I am so sick and tired of hearing about the bad economy. Wanna know why? Here’s a list:

1) For many people it’s sucked for a long time. (Ask the folks who lost their jobs to the outsourcing trend that started almost 20 years ago)

2) The only reason it’s getting tons of air time now is because rich people and the upper middle class are finally be effected. As a former social worker I can tell you I was dealing with the fall out of the “balloon” economy ten years ago. It’s no surprise to me.

3) It’s giving corporations the excuse to lay off more workers (which is a dumb move because it diminishes the amount of revenue circulating in the domestic/international market).

4) It’s also become the most common thing you hear people repeat in conversations. OH GIVE ME A BREAK. Didn’t anyone learn about gravity (in regards to the stock market) what goes up must come down (at some point)…COME ON!

So, let’s get this out of the way: How can Crocheters help the economy and make the world a better place.

1) Buy from local businesses as much as possible, for hooks, yarns etc. If you can’t find them in person, look on line. You money gets five times the mileage when you spend it locally than when you spend it out of the local economy!

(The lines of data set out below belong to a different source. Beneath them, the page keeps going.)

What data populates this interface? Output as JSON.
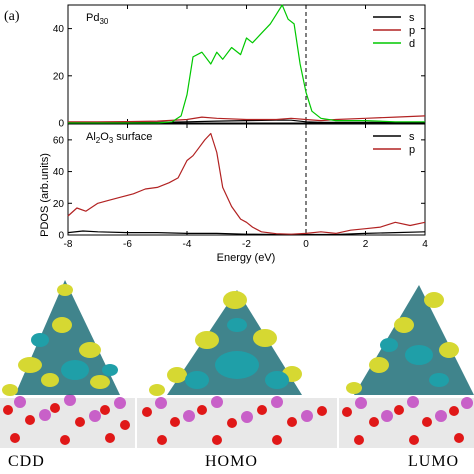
{
  "figure_tag": "(a)",
  "captions": [
    "CDD",
    "HOMO",
    "LUMO"
  ],
  "colors": {
    "s": "#000000",
    "p": "#b22222",
    "d": "#00c800",
    "isosurface_yellow": "#d6d832",
    "isosurface_cyan": "#1f9fa8",
    "pd_atom": "#1e6f78",
    "al_atom": "#c860c8",
    "o_atom": "#e01818"
  },
  "chart_data": [
    {
      "type": "line",
      "panel_label": "Pd",
      "panel_label_sub": "30",
      "x_range": [
        -8,
        4
      ],
      "ylim": [
        0,
        50
      ],
      "yticks": [
        "0",
        "20",
        "40"
      ],
      "fermi_level_x": 0,
      "legend": [
        "s",
        "p",
        "d"
      ],
      "legend_position": "top-right",
      "series": [
        {
          "name": "s",
          "x": [
            -8,
            -7,
            -6,
            -5,
            -4,
            -3,
            -2,
            -1,
            -0.5,
            0,
            0.5,
            1,
            2,
            3,
            4
          ],
          "y": [
            0.3,
            0.3,
            0.3,
            0.3,
            0.5,
            0.8,
            1.0,
            1.2,
            1.2,
            0.5,
            0.3,
            0.3,
            0.3,
            0.3,
            0.3
          ]
        },
        {
          "name": "p",
          "x": [
            -8,
            -7,
            -6,
            -5,
            -4,
            -3.5,
            -3,
            -2,
            -1,
            -0.5,
            0,
            0.5,
            1,
            2,
            3,
            4
          ],
          "y": [
            0.5,
            0.5,
            0.6,
            0.8,
            1.5,
            2.5,
            2.0,
            1.5,
            1.5,
            2.0,
            1.5,
            1.0,
            1.5,
            2.0,
            2.5,
            3.0
          ]
        },
        {
          "name": "d",
          "x": [
            -8,
            -6,
            -5,
            -4.5,
            -4.2,
            -4.0,
            -3.8,
            -3.5,
            -3.2,
            -3.0,
            -2.8,
            -2.5,
            -2.2,
            -2.0,
            -1.8,
            -1.5,
            -1.2,
            -1.0,
            -0.8,
            -0.6,
            -0.4,
            -0.2,
            0,
            0.2,
            0.5,
            1,
            2,
            3,
            4
          ],
          "y": [
            0,
            0,
            0,
            0.5,
            3,
            12,
            28,
            30,
            25,
            30,
            27,
            32,
            29,
            36,
            34,
            38,
            42,
            46,
            50,
            44,
            42,
            25,
            13,
            5,
            2,
            1,
            1,
            0.5,
            0.5
          ]
        }
      ]
    },
    {
      "type": "line",
      "panel_label": "Al",
      "panel_label_sub1": "2",
      "panel_label_mid": "O",
      "panel_label_sub2": "3",
      "panel_label_rest": " surface",
      "x_range": [
        -8,
        4
      ],
      "ylim": [
        0,
        70
      ],
      "yticks": [
        "0",
        "20",
        "40",
        "60"
      ],
      "xticks": [
        "-8",
        "-6",
        "-4",
        "-2",
        "0",
        "2",
        "4"
      ],
      "fermi_level_x": 0,
      "xlabel": "Energy (eV)",
      "ylabel": "PDOS (arb.units)",
      "legend": [
        "s",
        "p"
      ],
      "legend_position": "top-right",
      "series": [
        {
          "name": "s",
          "x": [
            -8,
            -7.5,
            -7,
            -6,
            -5,
            -4,
            -3,
            -2,
            -1,
            0,
            1,
            2,
            3,
            4
          ],
          "y": [
            1.5,
            2.5,
            2,
            1.5,
            1.5,
            1,
            1,
            0.5,
            0.3,
            0.3,
            0.3,
            1,
            1.5,
            2
          ]
        },
        {
          "name": "p",
          "x": [
            -8,
            -7.7,
            -7.4,
            -7.0,
            -6.6,
            -6.2,
            -5.8,
            -5.4,
            -5.0,
            -4.6,
            -4.3,
            -4.0,
            -3.8,
            -3.6,
            -3.4,
            -3.2,
            -3.0,
            -2.8,
            -2.5,
            -2.2,
            -2.0,
            -1.8,
            -1.5,
            -1,
            -0.5,
            0,
            0.5,
            1,
            1.5,
            2,
            2.5,
            3,
            3.5,
            4
          ],
          "y": [
            12,
            17,
            15,
            20,
            22,
            24,
            26,
            29,
            30,
            33,
            36,
            47,
            50,
            55,
            60,
            64,
            52,
            30,
            18,
            10,
            8,
            5,
            2,
            0.8,
            0.5,
            1,
            2,
            1,
            3,
            4,
            5,
            8,
            6,
            8
          ]
        }
      ]
    }
  ]
}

2) Offer to teach classes to folks on how to make their own cool crochet gifts and fashions. When pennies are tight handwork always goes up in favor. Kids love making phone covers, and game system cozies, they can make hair scrunches and book marks for friends! Young mother’s love to learn to make for baby..etc etc etc…

3) Find local designers and buy their patterns. Especially the indie designers. That gives the little guy more cash.

There is no such thing as too big to fail. Having all the money in the big boys hands is a dangerous economic prospect. In fact it has very much led to economic feudalism. No one is too big to fail, everyone is expendable, anyone telling you different is trying to sell you something.

I firmly believe the more we can support the medium to micro businesses the more we shall empower and enable sustainable communities….and CROCHET can play a huge part in that! How?

The microcosm always influences the macrocosm. Ask any scientist.

Join me, let’s save the world today with crochet…Raise your hooks!